Mais ce n’est pas mon propos pour aujourd’hui. Depuis ce matin plusieurs chercheurs scientifiques se succèdent sur les ondes pour déplorer les coupes sombres dans leur budget. Ce qui devrait les conduire à fermer leur labo fin novembre, avec 256 millions d’euros en moins de budget annuel. Et là, difficile d’incriminer la CGT. Les chercheurs qui protestent se placent simplement en tant que résistants qui veulent empêcher notre pays de sombrer dans les abysses scientifiques.

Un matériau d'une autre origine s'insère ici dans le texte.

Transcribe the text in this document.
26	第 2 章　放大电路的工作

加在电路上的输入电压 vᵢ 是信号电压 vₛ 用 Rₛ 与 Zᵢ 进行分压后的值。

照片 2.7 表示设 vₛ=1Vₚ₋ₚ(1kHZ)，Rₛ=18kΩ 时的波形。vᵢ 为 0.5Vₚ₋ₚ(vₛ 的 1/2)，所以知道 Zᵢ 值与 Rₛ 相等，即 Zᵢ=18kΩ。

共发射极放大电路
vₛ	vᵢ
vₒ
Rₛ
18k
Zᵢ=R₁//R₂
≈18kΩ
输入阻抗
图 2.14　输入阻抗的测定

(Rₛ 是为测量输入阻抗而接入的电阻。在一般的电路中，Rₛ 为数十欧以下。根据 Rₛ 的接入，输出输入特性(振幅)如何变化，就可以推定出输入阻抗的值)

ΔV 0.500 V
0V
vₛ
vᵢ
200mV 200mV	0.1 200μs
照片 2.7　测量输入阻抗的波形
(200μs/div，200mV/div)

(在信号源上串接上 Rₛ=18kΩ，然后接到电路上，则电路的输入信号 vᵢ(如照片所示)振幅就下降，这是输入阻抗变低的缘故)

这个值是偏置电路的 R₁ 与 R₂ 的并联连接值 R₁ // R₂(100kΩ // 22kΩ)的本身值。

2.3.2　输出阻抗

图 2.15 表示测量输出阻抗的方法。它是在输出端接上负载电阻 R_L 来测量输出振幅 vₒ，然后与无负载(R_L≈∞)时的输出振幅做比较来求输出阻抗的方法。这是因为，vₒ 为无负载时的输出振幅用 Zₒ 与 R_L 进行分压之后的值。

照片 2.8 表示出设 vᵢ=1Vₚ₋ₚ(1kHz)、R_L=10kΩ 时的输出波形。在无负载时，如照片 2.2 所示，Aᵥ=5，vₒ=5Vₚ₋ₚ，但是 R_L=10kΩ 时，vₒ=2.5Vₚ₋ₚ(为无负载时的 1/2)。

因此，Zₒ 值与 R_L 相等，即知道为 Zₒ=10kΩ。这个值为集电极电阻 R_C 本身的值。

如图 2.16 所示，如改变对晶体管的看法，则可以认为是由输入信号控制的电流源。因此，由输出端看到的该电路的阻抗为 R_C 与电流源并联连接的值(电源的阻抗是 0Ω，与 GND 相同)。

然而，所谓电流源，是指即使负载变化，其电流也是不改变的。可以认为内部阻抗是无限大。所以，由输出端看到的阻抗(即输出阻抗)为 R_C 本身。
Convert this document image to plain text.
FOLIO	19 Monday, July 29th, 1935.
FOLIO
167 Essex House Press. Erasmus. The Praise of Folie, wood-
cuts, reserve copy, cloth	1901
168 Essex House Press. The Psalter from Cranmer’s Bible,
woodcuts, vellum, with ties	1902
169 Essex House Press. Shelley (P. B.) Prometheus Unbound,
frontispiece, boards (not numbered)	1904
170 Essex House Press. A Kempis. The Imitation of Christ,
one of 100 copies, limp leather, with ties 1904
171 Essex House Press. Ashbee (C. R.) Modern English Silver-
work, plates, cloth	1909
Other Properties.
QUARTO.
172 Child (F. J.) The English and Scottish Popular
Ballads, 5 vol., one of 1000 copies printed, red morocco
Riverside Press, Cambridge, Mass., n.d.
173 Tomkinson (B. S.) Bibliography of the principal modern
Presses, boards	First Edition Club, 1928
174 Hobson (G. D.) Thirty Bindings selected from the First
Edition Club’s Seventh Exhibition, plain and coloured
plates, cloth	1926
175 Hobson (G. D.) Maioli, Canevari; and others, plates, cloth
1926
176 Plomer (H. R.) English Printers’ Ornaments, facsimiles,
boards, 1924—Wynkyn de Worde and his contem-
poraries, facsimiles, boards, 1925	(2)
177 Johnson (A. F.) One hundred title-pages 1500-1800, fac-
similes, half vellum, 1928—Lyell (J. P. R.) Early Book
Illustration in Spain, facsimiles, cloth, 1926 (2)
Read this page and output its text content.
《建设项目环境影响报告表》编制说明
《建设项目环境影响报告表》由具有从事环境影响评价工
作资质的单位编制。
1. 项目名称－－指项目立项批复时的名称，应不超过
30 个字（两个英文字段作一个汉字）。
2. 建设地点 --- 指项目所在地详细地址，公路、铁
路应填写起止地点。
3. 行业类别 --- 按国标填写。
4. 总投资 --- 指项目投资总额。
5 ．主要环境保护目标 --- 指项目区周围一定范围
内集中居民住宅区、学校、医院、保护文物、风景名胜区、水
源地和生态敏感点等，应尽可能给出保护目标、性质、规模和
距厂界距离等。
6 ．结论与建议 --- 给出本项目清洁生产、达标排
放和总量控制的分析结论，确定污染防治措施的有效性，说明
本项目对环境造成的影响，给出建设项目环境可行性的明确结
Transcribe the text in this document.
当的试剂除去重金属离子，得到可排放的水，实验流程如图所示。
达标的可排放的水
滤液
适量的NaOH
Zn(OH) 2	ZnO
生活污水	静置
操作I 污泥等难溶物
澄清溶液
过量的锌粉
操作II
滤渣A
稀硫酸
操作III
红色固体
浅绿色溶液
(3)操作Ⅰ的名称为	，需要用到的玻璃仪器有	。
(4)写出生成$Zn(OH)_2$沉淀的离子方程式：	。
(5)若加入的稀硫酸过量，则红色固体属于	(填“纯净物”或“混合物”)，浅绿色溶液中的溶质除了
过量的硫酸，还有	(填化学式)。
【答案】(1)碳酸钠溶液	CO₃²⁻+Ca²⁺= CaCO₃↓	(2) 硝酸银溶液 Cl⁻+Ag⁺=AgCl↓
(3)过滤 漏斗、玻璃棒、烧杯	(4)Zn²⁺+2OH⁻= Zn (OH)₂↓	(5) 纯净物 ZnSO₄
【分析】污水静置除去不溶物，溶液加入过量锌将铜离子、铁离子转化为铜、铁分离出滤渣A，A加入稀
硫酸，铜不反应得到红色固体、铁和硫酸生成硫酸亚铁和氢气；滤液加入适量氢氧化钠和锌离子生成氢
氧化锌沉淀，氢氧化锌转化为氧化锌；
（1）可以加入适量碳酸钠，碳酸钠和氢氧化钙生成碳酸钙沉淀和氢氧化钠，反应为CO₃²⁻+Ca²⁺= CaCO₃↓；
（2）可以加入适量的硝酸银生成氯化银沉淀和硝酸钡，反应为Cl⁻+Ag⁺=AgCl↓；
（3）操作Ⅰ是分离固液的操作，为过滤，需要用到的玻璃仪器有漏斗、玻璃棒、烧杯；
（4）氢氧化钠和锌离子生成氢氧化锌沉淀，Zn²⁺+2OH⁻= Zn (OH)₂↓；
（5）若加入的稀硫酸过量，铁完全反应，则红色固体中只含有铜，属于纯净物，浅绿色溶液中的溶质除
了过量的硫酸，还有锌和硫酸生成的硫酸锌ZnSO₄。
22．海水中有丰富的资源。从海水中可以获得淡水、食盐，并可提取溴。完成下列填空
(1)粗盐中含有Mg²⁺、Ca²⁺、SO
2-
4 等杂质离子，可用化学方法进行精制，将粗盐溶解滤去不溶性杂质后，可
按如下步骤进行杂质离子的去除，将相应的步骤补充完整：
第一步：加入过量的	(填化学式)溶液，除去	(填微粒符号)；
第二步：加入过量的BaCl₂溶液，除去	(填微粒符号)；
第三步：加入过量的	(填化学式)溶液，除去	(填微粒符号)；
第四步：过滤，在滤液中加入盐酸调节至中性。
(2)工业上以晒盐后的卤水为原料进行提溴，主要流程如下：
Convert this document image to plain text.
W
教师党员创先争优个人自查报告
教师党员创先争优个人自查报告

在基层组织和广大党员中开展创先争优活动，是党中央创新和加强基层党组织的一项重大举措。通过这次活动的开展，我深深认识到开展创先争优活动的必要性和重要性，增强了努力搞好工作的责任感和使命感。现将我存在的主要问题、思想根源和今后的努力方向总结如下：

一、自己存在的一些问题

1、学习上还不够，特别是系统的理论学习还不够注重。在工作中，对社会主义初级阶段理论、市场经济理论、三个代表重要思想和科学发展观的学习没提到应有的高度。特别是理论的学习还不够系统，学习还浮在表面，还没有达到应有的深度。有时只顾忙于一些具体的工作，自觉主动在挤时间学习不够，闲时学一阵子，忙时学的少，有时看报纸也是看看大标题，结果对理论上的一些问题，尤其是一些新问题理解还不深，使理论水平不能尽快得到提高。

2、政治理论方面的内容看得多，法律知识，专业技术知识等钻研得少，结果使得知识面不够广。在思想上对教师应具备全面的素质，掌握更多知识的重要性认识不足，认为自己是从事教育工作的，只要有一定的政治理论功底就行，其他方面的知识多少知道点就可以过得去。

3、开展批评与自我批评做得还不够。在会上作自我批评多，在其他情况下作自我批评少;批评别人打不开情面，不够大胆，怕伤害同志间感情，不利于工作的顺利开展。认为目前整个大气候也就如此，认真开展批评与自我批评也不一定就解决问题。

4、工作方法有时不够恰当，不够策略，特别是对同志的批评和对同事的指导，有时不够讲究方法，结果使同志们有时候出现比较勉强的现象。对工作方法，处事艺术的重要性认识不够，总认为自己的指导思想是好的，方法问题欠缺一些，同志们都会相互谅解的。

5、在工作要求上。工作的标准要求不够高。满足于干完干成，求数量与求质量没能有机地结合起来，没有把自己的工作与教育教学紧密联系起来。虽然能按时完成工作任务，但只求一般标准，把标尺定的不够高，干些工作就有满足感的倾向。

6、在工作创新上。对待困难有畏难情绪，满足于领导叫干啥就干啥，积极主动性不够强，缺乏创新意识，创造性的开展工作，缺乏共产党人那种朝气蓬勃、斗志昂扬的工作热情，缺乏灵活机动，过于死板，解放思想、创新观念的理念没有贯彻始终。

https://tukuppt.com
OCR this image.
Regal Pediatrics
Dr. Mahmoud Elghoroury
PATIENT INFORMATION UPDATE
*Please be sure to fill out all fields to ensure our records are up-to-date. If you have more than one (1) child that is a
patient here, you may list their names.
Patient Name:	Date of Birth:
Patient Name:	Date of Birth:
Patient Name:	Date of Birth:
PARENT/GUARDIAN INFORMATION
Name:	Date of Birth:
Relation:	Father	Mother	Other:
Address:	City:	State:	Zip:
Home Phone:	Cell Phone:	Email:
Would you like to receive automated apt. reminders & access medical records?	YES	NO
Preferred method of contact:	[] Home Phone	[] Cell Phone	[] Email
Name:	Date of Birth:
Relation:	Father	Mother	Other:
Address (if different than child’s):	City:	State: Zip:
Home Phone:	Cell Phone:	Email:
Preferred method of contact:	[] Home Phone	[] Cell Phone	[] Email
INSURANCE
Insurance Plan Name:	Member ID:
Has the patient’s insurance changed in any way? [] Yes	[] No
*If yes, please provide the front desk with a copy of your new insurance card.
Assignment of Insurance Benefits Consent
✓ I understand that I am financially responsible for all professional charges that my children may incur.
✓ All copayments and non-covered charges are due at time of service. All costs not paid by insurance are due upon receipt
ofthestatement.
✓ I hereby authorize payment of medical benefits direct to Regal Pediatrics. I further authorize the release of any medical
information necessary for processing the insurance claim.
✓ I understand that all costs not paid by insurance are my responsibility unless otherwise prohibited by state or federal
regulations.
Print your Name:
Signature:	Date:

Déjà, nombre de nos chercheurs de très haut niveau, formés aux frais du contribuable français, se trouvent obligés de s’expatrier pour pouvoir poursuivre leurs recherches. Est-ce ainsi qu’on se bat pour l’indépendance de notre pays ? Alors que, n’oublions pas, ils ont déjà dû au cours de leurs études secondaires, résister à la désespérance induite par certains profs de maths. Et ce n’est pas en dégoûtant les élèves des maths dès leur plus jeune âge qu’on encouragera leur avenir scientifique.